The figure shows the architecture's output generating the character ‘w’ with a different movement amplitude at each column: from left to right, the radius of the cylindrical manifold is the default one (r = 1), two times larger (r = 2) and its half (r = 0.5). From top to bottom: the architecture's output in the handwriting workspace (the plane x-y), and the state variables' time series (x, y, and z). The duration as well as the profile of each stroke's time series is almost identical for all values of the movement amplitude (the isochrony principle).
Figure 6.
From top to bottom: means and standard deviations of y(t) (denoted as yµ(t) and ys(t)) of dy(t)/dt ((dy/dt)µ(t), and (dy/dt)s(t)), of δy(t) (δyµ(t) and δys(t)), of z(t) (z µ(t) and z s(t)) of dz(t)/dt ((dz/dt)µ(t), and (dz/dt)s(t)), of δz(t) (δzµ(t) and δzs(t)), and of {ξj(t)} (ξj µ(t) and ξj s(t)).
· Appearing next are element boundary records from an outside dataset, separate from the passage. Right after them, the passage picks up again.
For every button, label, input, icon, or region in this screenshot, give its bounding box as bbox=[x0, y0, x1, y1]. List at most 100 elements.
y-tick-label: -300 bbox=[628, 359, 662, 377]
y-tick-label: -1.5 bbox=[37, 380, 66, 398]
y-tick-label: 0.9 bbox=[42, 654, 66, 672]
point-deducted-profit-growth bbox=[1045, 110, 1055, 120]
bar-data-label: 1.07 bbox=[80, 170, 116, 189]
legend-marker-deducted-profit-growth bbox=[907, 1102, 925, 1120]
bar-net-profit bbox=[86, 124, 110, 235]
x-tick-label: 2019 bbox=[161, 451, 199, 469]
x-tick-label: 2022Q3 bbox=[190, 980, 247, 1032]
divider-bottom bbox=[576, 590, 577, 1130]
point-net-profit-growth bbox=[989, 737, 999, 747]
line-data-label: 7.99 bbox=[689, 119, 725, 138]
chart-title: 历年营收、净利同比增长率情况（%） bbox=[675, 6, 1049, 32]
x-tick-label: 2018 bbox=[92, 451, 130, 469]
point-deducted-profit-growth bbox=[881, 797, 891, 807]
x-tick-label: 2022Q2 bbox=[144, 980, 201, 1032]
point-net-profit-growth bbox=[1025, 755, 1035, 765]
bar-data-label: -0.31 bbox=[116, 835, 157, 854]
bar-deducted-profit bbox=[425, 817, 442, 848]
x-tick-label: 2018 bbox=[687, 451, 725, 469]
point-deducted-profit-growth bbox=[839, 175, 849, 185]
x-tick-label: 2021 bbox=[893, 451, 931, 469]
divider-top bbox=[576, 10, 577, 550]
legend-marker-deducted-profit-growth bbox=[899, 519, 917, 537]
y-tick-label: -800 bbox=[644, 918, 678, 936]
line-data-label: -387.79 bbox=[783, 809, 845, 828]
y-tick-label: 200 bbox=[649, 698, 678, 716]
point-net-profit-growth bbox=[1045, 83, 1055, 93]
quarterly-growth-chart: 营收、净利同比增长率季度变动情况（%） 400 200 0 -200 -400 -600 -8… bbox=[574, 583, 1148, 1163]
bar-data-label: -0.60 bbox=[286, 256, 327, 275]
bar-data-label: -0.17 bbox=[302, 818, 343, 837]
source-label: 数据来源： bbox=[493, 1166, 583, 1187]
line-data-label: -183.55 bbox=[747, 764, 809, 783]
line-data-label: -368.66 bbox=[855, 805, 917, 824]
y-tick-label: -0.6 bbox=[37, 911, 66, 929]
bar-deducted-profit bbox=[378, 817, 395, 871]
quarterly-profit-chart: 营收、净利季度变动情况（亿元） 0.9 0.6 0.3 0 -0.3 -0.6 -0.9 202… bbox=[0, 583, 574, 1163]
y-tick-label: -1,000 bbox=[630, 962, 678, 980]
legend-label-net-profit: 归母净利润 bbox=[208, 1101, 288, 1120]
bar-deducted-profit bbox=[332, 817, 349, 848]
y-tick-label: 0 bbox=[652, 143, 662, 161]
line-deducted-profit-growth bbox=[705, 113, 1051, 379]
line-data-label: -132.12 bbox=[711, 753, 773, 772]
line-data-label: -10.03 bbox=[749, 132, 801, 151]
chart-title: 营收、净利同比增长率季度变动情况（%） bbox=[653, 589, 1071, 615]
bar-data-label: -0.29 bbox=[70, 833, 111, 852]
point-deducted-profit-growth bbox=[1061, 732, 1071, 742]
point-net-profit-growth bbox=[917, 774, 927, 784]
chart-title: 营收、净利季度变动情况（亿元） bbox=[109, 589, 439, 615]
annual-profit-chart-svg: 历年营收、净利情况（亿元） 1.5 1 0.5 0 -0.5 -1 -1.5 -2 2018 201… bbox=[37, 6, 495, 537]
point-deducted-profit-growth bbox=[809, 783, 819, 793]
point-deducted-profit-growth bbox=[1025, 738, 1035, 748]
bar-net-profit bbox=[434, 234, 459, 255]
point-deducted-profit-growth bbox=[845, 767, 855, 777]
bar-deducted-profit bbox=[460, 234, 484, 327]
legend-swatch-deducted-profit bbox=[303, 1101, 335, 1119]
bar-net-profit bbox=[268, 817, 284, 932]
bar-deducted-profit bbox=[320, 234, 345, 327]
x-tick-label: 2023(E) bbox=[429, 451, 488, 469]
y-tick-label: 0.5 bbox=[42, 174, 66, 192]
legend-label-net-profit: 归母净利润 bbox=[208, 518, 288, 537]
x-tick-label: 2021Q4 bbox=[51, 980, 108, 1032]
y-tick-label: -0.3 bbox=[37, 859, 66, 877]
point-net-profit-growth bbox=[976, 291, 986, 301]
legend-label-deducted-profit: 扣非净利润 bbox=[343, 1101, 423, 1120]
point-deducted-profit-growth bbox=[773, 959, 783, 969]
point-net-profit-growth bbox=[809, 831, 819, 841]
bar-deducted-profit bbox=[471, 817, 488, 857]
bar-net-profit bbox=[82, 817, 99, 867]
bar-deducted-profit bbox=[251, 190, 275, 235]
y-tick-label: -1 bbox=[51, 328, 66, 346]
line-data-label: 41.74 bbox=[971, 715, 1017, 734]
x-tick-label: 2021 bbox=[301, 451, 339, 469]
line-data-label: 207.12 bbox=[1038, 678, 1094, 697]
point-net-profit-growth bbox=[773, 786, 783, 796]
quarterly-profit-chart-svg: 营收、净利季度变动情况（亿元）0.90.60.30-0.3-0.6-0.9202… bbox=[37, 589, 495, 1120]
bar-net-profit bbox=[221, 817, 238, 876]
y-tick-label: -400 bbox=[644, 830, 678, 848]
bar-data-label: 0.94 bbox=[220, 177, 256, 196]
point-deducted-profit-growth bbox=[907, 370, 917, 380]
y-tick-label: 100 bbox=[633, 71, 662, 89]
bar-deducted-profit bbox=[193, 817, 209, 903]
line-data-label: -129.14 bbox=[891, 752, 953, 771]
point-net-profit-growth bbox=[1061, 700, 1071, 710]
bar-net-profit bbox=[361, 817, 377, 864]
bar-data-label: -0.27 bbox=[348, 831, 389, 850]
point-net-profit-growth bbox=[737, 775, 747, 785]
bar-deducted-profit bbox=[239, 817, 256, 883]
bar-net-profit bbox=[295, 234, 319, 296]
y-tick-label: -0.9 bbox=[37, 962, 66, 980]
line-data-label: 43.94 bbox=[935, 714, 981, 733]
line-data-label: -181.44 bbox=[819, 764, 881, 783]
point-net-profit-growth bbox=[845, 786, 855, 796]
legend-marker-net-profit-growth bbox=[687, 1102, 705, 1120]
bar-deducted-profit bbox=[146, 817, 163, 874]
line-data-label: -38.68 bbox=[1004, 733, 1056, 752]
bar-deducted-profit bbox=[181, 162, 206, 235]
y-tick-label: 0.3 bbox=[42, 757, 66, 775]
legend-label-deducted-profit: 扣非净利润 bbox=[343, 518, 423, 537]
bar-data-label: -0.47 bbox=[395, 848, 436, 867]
Means are plotted in blue and standard deviations in green except for the graph of {ξj(t)} where colors correspond to different modes and where means and standard deviations are plotted with a continuous and dashed line, respectively. Grey and pink shadings focus on the segments of increased {ξj(t)} and δy,z(t) variability, respectively. Notice the strong effect of δ-‘kicks’ on the means and standard deviations of the state variables' rates of change ((dy/dt)µ(t), dz/dt)µ(t) and (dy/dt)s(t), (dz/dt)s(t)). Instead, the variability of {ξj(t)} (ξjs(t)) has a much weaker effect on (dy/dt)s(t) and (dz/dt)s(t), and cannot be unambiguously distinguished from the rest of the (dy/dt)s(t) and (dz/dt)s(t) variability.
Figure 7.
From top to bottom: means and standard deviations of y (denoted as yµ and ys), of dy/dt ((dy/dt)µ and (dy/dt)s), of δy (δyµ and δys), of z (z µ and z s), of dz/dt ((dz/dt)µ and (dz/dt)s), of δz (δzµ and δzs), and of {ξj} (ξj µ and ξj s). Colors, shadings and line styles are similar as in Figure 6. The effect of δ-‘kicks’ on the architecture's output is as evident as in Figure 6 (notice also that (dy/dt)s and (dz/dt)s are almost identical to δys and δzs, respectively, in the segments with a δ-‘kick’). The variability of {ξj} (ξjs) that signals mode transitions, now has a significant effect on standard deviations of dy/dt and dz/dt that approximate the phase flow. This effect cannot be identified unambiguously in the variability of the trajectory in the phase space (ys and zs). At the first transition, the δ-‘kick’ variability follows that of the {ξj}, and their effects are easily separable. Instead, at the second transition, the mean of the {ξj} modulates the standard deviation of δz and thereby the one of dz/dt as well (because of their overlapping in the data set). At the third transition no δ-‘kick’ is involved; however, there is still a significant increase in (dy/dt)s and (dz/dt)s due to the increase in ξj s.